No, ended up going a different route for my customer.
They just use a shortcut to access the RDS servers and all apps are installed there.
This works nicely, what I did notice is that when you go to:
https:///RDWeb you authenticate via Kerberos
Where if you close/open your browser and follow the autocomplete link if you already visited the site before.
https:///RDWeb/Pages/en-US/Default.aspx it does SSO but actually authenticates you via NTLM instead of Kerberos.
Any idea’s why that is?
@Nathan It sounds like what you missed was to apply the necessary Group policys for the users.
[Computer configuration\Administrative Templates\System\Credentials Delegation]. Choose:
-Allow delegating default credentials – Enable
-Add servers to the list: (Here you add the name of the external dns name being used + the FQDN of the RDS servers)
On top of that there are 3 more Group policys that you would need to apply for optimal use.

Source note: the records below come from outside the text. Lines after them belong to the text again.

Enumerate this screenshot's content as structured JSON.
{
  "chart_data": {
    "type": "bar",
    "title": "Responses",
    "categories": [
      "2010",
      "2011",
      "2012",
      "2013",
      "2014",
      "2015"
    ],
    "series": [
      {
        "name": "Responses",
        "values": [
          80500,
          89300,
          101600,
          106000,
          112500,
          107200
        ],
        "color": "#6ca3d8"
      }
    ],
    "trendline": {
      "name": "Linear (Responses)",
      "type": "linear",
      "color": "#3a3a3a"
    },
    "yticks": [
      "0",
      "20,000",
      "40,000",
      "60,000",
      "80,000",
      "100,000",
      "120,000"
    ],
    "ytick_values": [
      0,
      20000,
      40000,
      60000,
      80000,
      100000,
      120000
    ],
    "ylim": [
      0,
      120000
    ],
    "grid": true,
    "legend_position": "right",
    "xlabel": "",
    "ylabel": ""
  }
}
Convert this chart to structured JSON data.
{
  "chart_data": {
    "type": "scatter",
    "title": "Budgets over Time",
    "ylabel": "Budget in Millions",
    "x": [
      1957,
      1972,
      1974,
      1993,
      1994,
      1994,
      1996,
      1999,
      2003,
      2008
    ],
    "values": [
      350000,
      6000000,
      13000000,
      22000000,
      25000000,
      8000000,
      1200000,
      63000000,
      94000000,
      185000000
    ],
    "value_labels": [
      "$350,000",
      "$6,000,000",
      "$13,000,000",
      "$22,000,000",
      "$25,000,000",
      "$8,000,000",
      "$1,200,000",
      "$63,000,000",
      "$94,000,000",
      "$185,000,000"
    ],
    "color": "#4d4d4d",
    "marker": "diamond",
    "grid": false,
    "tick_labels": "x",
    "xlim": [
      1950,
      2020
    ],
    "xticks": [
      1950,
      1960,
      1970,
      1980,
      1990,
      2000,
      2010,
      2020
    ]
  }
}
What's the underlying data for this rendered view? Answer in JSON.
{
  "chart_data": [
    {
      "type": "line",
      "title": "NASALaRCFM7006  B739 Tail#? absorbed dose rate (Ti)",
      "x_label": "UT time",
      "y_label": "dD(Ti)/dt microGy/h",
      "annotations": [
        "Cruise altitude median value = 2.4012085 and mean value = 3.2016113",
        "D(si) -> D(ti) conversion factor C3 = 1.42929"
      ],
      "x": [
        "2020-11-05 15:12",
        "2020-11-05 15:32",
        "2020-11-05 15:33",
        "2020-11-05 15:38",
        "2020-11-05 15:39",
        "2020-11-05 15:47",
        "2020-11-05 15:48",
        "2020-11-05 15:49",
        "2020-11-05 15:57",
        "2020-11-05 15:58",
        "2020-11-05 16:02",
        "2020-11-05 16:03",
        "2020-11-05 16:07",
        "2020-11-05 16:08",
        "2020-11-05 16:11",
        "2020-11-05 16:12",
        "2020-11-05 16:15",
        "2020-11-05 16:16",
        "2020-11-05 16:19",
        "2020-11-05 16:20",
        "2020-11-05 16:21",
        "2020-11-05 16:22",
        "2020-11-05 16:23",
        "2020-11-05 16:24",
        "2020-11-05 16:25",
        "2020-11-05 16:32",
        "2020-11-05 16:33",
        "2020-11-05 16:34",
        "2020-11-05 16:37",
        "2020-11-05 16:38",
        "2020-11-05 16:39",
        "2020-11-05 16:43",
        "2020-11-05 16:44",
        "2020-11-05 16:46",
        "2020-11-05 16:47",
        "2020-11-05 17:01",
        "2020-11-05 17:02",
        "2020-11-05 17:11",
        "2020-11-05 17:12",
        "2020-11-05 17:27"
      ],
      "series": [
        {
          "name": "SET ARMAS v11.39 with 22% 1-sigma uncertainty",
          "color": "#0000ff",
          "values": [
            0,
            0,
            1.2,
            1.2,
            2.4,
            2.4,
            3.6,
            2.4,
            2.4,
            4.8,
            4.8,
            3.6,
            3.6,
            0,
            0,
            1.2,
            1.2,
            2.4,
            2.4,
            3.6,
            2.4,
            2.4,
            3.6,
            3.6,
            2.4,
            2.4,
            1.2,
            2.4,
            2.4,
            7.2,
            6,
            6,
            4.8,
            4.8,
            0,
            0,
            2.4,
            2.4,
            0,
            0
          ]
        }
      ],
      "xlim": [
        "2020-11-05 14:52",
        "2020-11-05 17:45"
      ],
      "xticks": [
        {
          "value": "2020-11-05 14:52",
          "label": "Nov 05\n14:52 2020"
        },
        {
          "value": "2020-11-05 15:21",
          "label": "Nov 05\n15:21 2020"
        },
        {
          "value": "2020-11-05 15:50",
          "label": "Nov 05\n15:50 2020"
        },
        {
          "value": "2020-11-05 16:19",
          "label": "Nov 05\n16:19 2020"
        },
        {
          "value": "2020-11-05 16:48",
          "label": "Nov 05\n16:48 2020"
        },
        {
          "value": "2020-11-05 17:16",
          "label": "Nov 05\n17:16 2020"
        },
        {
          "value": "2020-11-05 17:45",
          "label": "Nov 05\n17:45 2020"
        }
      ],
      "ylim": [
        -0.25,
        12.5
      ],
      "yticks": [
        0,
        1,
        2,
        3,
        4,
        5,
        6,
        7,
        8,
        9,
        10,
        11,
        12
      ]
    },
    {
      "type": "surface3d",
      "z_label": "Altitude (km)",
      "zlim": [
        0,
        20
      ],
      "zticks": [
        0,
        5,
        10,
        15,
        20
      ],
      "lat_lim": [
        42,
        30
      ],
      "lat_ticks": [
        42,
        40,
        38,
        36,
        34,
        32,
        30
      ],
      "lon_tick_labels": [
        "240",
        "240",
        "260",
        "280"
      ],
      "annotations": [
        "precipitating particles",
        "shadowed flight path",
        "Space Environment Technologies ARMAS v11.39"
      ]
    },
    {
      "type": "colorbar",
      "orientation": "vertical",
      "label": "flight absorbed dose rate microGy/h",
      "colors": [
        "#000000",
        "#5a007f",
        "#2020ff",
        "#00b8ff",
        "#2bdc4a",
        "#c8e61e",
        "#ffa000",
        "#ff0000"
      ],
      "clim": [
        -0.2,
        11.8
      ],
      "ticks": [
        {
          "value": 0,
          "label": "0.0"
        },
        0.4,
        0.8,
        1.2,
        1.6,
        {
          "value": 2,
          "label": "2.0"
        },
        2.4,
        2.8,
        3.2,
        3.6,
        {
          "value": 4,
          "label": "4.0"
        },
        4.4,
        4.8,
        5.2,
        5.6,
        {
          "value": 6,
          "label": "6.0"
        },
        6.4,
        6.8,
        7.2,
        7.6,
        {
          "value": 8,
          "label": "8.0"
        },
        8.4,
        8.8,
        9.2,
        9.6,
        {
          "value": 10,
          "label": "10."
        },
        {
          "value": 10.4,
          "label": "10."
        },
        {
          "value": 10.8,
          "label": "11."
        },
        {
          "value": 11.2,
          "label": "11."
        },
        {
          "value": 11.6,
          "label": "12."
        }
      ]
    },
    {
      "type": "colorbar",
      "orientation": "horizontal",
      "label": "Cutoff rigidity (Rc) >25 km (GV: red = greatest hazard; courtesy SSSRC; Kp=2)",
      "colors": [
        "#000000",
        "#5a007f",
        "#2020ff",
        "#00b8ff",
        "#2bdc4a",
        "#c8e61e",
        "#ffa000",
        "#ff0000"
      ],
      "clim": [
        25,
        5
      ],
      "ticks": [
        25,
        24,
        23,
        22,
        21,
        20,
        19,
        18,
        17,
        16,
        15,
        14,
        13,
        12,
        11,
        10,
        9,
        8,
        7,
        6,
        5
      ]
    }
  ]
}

A RDP signing gpo. Google it for more information. (Use the thumbprint of your ssl certificate to approve the remoteapps)
USER Configuration–>Administrative Templates–>Windows Components–>Internet Explorer–>Internet control panel–>Security Page –> Trusted site zone –> Logon options
= Automatic logon with current username and password
USER Configuration–>Administrative Templates–>Windows Components–>Internet Explorer–>Internet control panel–>Security Page –> Site To Zone Assignment list.
external dns name for rdweb Value=2
RDSHostservername Value=2
RDShostserverFQDN Value=2
GreatI. I just made these changes and it fucked the whole thing. Brilliant. Thanks heaps.
Not only that, if re-instating the backed up files and setting iis back it was still throwing errors.
Again, great stuff mate. Thanks for ruining my day. Hope u enjoy yours.